Ethyl ester `overset(MeMgBr) underset(excess)rarr P`. The product `P` will be :

To solve the problem of what product \( P \) is formed when ethyl ester reacts with excess methyl magnesium bromide (\( MeMgBr \)), we can follow these steps: ### Step 1: Identify the Reactants The reactant is ethyl ester, which can be represented as \( RCOOCH_2CH_3 \).

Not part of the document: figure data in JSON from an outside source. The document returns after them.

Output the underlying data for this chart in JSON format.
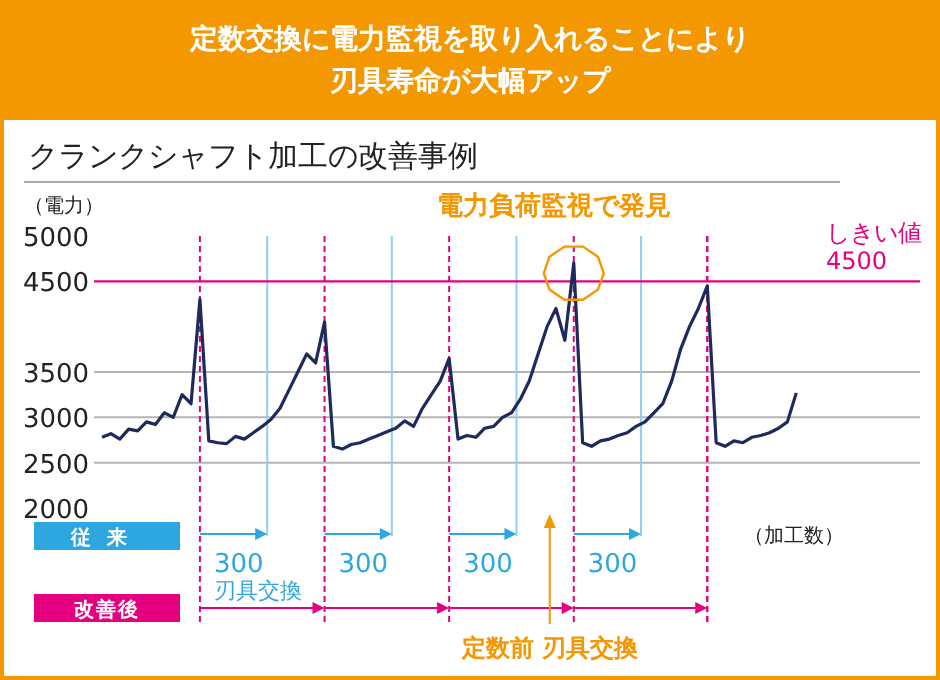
{
  "chart_data": {
    "type": "line",
    "title": "定数交換に電力監視を取り入れることにより刃具寿命が大幅アップ",
    "subtitle": "クランクシャフト加工の改善事例",
    "ylabel": "（電力）",
    "xlabel": "（加工数）",
    "categories": [
      null,
      null,
      null,
      null,
      null,
      null,
      null,
      null,
      null,
      null,
      null,
      null,
      null,
      null,
      null,
      null,
      null,
      null,
      null,
      null,
      null,
      null,
      null,
      null,
      null,
      null,
      null,
      null,
      null,
      null,
      null,
      null,
      null,
      null,
      null,
      null,
      null,
      null,
      null,
      null,
      null,
      null,
      null,
      null,
      null,
      null,
      null,
      null,
      null,
      null,
      null,
      null,
      null,
      null,
      null,
      null,
      null,
      null,
      null,
      null,
      null,
      null,
      null,
      null,
      null,
      null,
      null,
      null,
      null,
      null,
      null,
      null,
      null,
      null,
      null,
      null,
      null,
      null,
      null,
      null,
      null,
      null,
      null,
      null,
      null,
      null,
      null,
      null,
      null,
      null,
      null,
      null
    ],
    "ylim": [
      2000,
      5000
    ],
    "yticks": [
      2000,
      2500,
      3000,
      3500,
      4500,
      5000
    ],
    "grid": true,
    "marker": "none",
    "line_style": "solid",
    "ref_lines": [
      {
        "axis": "y",
        "value": 4500,
        "label": "しきい値\n4500",
        "color": "#e4007f",
        "line_style": "solid"
      }
    ],
    "annotations": [
      "電力負荷監視で発見",
      "従来",
      "改善後",
      "300",
      "300",
      "300",
      "300",
      "刃具交換",
      "定数前 刃具交換"
    ],
    "series": [
      {
        "color": "#1f2a5c",
        "values": [
          2780,
          2820,
          2760,
          2870,
          2850,
          2950,
          2920,
          3050,
          3000,
          3250,
          3150,
          4300,
          2740,
          2720,
          2710,
          2790,
          2760,
          2830,
          2900,
          2980,
          3100,
          3300,
          3500,
          3700,
          3600,
          4050,
          2680,
          2650,
          2700,
          2720,
          2760,
          2800,
          2840,
          2880,
          2960,
          2900,
          3100,
          3250,
          3400,
          3650,
          2760,
          2800,
          2780,
          2880,
          2900,
          3000,
          3050,
          3200,
          3400,
          3700,
          4000,
          4200,
          3850,
          4700,
          2720,
          2680,
          2740,
          2760,
          2800,
          2830,
          2900,
          2950,
          3050,
          3150,
          3400,
          3750,
          4000,
          4200,
          4450,
          2720,
          2680,
          2740,
          2720,
          2780,
          2800,
          2830,
          2880,
          2950,
          3270,
          null,
          null,
          null,
          null,
          null,
          null,
          null,
          null,
          null,
          null,
          null,
          null,
          null
        ]
      }
    ]
  }
}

Here, \( R \) is an alkyl group that is not specified. ### Step 2: Understand Grignard Reagent Reaction Methyl magnesium bromide (\( MeMgBr \)) is a Grignard reagent. Grignard reagents are nucleophiles and react with electrophiles. In this case, the carbonyl carbon of the ester is electrophilic. ### Step 3: First Nucleophilic Attack When \( MeMgBr \) reacts with the ethyl ester, the nucleophilic methyl group (\( Me^- \)) attacks the carbonyl carbon of the ester. This leads to the formation of a tetrahedral intermediate: \[ RCOOCH_2CH_3 + MeMgBr \rightarrow R-C(OMgBr)(CH_3)(CH_2CH_3) \] ### Step 4: Elimination of Leaving Group The tetrahedral intermediate collapses, resulting in the elimination of the leaving group (ethyl group, \( C_2H_5 \)). This forms a ketone: \[ R-C(=O)(CH_3) + C_2H_5OMgBr \] ### Step 5: Second Nucleophilic Attack Since we have excess \( MeMgBr \), another molecule of \( MeMgBr \) will react with the newly formed ketone. The methyl group will again attack the carbonyl carbon: \[ R-C(=O)(CH_3) + MeMgBr \rightarrow R-C(OMgBr)(CH_3)(CH_3) \] ### Step 6: Final Product Formation After the second nucleophilic attack, we have another tetrahedral intermediate. Upon hydrolysis (using acidic workup), we will convert the magnesium alkoxide to an alcohol: \[ R-C(OH)(CH_3)(CH_3) \] ### Step 7: Identify the Product The final product \( P \) is a tertiary alcohol with the structure \( R-C(OH)(CH_3)(CH_3) \). If \( R \) is also a methyl group, the product is 2-methyl-2-propanol (tert-butyl alcohol). ### Conclusion Thus, the product \( P \) formed from the reaction of ethyl ester with excess methyl magnesium bromide is a tertiary alcohol.